By way of Google, Bard is reportedly an “AI experiment” by the tech force. As Google puts it: “We’ve long seen the potential to make information and computing much more accessible through conversational AI. Two years ago, we unveiled LaMDA (Language Model for Dialogue Applications), a conversational AI model capable of fluid, multi-turn dialogue and, last year, we launched the AI Test Kitchen, a new space where people could learn about, get hands-on experience with, and provide feedback on LaMDA.”

Furthermore, it was noted that Bard “enables you to collaborate with generative AI.” The Bard was described as a “creative and helpful collaborator … whether you want to help planning the perfect birthday party and drafting the invitation, creating a pro & con list for a big decision, or understanding really complex topics simply.”

The machine learning model powering Bard reportedly reads trillions of words, picking up on the patterns that make up human language. So, it was characterized as “good at predicting what might be reasonable responses.”

“What I’ve been hearing,” Fix added, “is that many of these open-sourced LLMs (language learning models) are now just as good as ChatGPT/Bard and many companies are looking to build internally to prevent private data from being public.”

Future-Forward Solutions

When surmising what’s ahead for small businesses, Bunting said AI will “continue to deliver the most benefit for businesses.”
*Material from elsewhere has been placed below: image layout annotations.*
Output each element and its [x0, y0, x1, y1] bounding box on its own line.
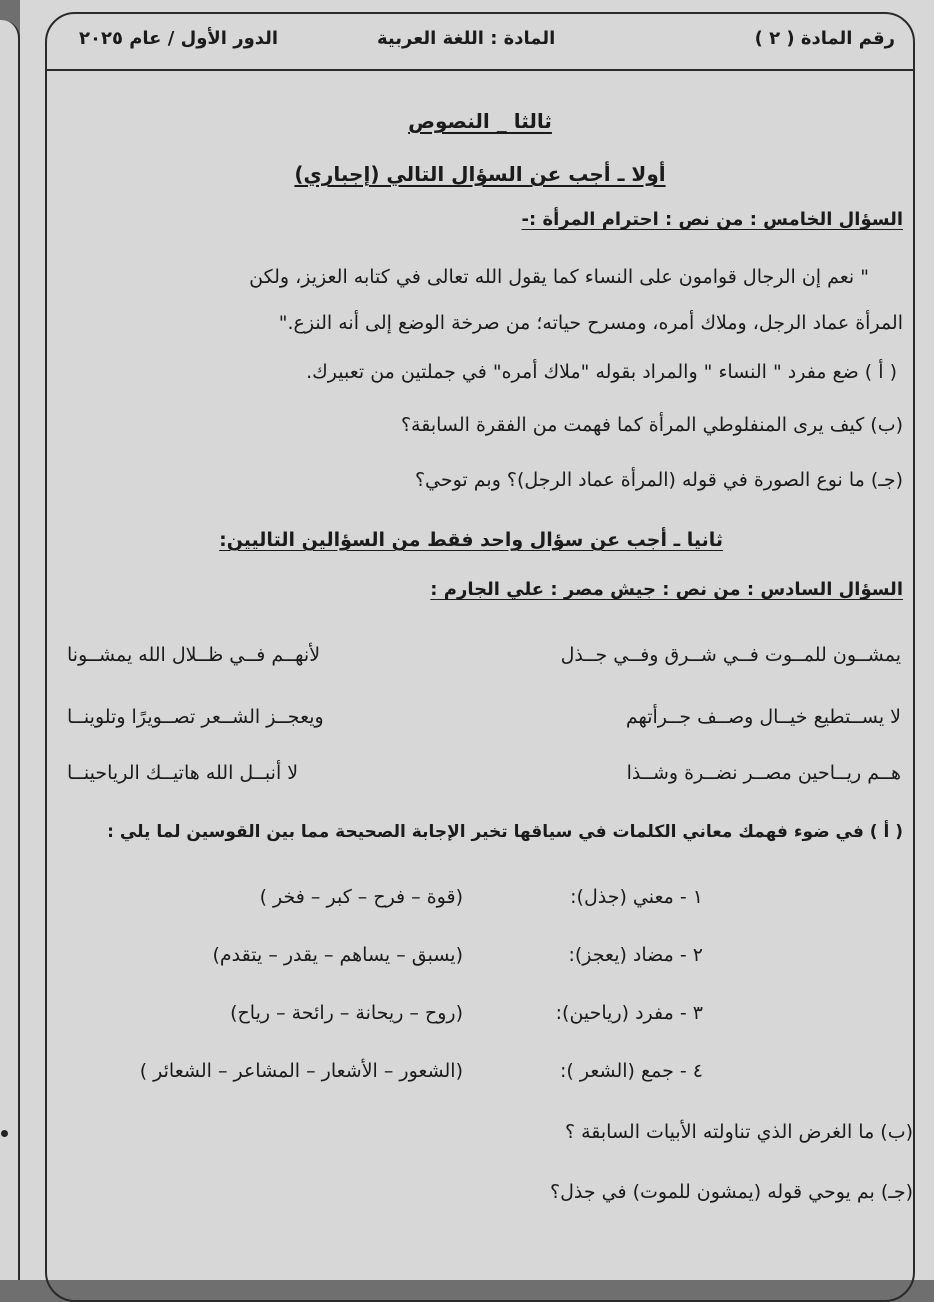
option-2-choices: (يسبق – يساهم – يقدر – يتقدم)	[212, 944, 463, 966]
question6-a-intro: ( أ ) في ضوء فهمك معاني الكلمات في سياقها تخير الإجابة الصحيحة مما بين القوسين لما يلي :	[107, 822, 903, 842]
verse-3	[67, 762, 901, 790]
exam-session: الدور الأول / عام ٢٠٢٥	[79, 28, 279, 49]
option-row-2	[67, 944, 703, 972]
exam-sheet	[20, 0, 934, 1280]
header-divider	[47, 69, 913, 71]
verse-1-second-half: لأنهــم فــي ظــلال الله يمشــونا	[67, 644, 321, 666]
previous-page-edge	[0, 20, 20, 1280]
option-3-question: ٣ - مفرد (رياحين):	[555, 1002, 703, 1024]
question5-b: (ب) كيف يرى المنفلوطي المرأة كما فهمت من الفقرة السابقة؟	[400, 414, 903, 436]
option-1-question: ١ - معني (جذل):	[570, 886, 703, 908]
option-2-question: ٢ - مضاد (يعجز):	[568, 944, 703, 966]
subject-number: رقم المادة ( ٢ )	[754, 28, 895, 49]
passage-line-1: " نعم إن الرجال قوامون على النساء كما يقول الله تعالى في كتابه العزيز، ولكن	[249, 266, 869, 288]
section-title: ثالثا _ النصوص	[408, 109, 552, 133]
verse-2-second-half: ويعجــز الشــعر تصــويرًا وتلوينــا	[67, 706, 324, 728]
question5-c: (جـ) ما نوع الصورة في قوله (المرأة عماد الرجل)؟ وبم توحي؟	[414, 469, 903, 491]
part2-instruction: ثانيا ـ أجب عن سؤال واحد فقط من السؤالين التاليين:	[219, 529, 723, 551]
verse-1-first-half: يمشــون للمــوت فــي شــرق وفــي جــذل	[560, 644, 901, 666]
option-3-choices: (روح – ريحانة – رائحة – رياح)	[230, 1002, 463, 1024]
binder-dot	[1, 1130, 8, 1137]
question6-title: السؤال السادس : من نص : جيش مصر : علي الجارم :	[430, 579, 903, 600]
passage-line-2: المرأة عماد الرجل، وملاك أمره، ومسرح حياته؛ من صرخة الوضع إلى أنه النزع."	[278, 312, 903, 334]
question5-a: ( أ ) ضع مفرد " النساء " والمراد بقوله "ملاك أمره" في جملتين من تعبيرك.	[306, 361, 897, 383]
verse-1	[67, 644, 901, 672]
page-frame	[45, 12, 915, 1302]
option-4-choices: (الشعور – الأشعار – المشاعر – الشعائر )	[139, 1060, 463, 1082]
option-1-choices: (قوة – فرح – كبر – فخر )	[259, 886, 463, 908]
part1-instruction: أولا ـ أجب عن السؤال التالي (إجباري)	[294, 162, 666, 186]
option-row-3	[67, 1002, 703, 1030]
question5-title: السؤال الخامس : من نص : احترام المرأة :-	[521, 209, 903, 230]
option-4-question: ٤ - جمع (الشعر ):	[560, 1060, 703, 1082]
question6-b: (ب) ما الغرض الذي تناولته الأبيات السابقة ؟	[564, 1121, 913, 1143]
verse-3-second-half: لا أنبــل الله هاتيــك الرياحينــا	[67, 762, 299, 784]
question6-c: (جـ) بم يوحي قوله (يمشون للموت) في جذل؟	[549, 1181, 913, 1203]
subject-name: المادة : اللغة العربية	[377, 28, 556, 49]
option-row-1	[67, 886, 703, 914]
verse-2	[67, 706, 901, 734]
verse-2-first-half: لا يســتطيع خيــال وصــف جــرأتهم	[625, 706, 901, 728]
option-row-4	[67, 1060, 703, 1088]
verse-3-first-half: هــم ريــاحين مصــر نضــرة وشــذا	[626, 762, 901, 784]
He noted that as AI gets more user-friendly, more businesses will adopt the technology.

Bunting also predicts that the next big platform will be virtual reality.

“Currently, VR is mostly used by innovators however in the next two to five years VR will emerge as a viable technology platform,” he said. “Our team is currently working on solutions that use AI and VR.”

For those who may be considering new investments in technologies and/or updates to legacy systems, Bunting stressed that AI technology is not “one size fits all.”

“There is a spectrum of [artificial intelligence] that exists,” he said. “I think it’s best to analyze the problem and identify the right AI to deliver a benefit.”

“Sometimes,” he added, “the initial application of AI can be simple, then over time built upon to achieve higher intelligence and automation.”

Watson of CAN also provided his insights into best practices when exploring tech-driven investments, either as updates or as completely new solutions.

“Beware the cost of implementation — even of small changes to legacy systems,” he stated. “It may seem like it’s just a piece of software, just a small change of process. But, many times, people’s livelihood — their quotas, pay and company value — are tied to these processes and how they are defined.”

Watson noted the importance of thinking about the implications of automating processes that change even the most seemingly small details. For instance, changing the way a business defines a customer could be detrimental.

“ … their bonuses could be hit, their job may become in question,” he explained. “Nothing is worse than a VP who didn’t hit their bonuses or a manager whose job is now half automated, because you changed the definition of a customer or automated a critical, human touch-needed process.”

“Communication to all who use the system or process,” he emphasized, “is very much needed.”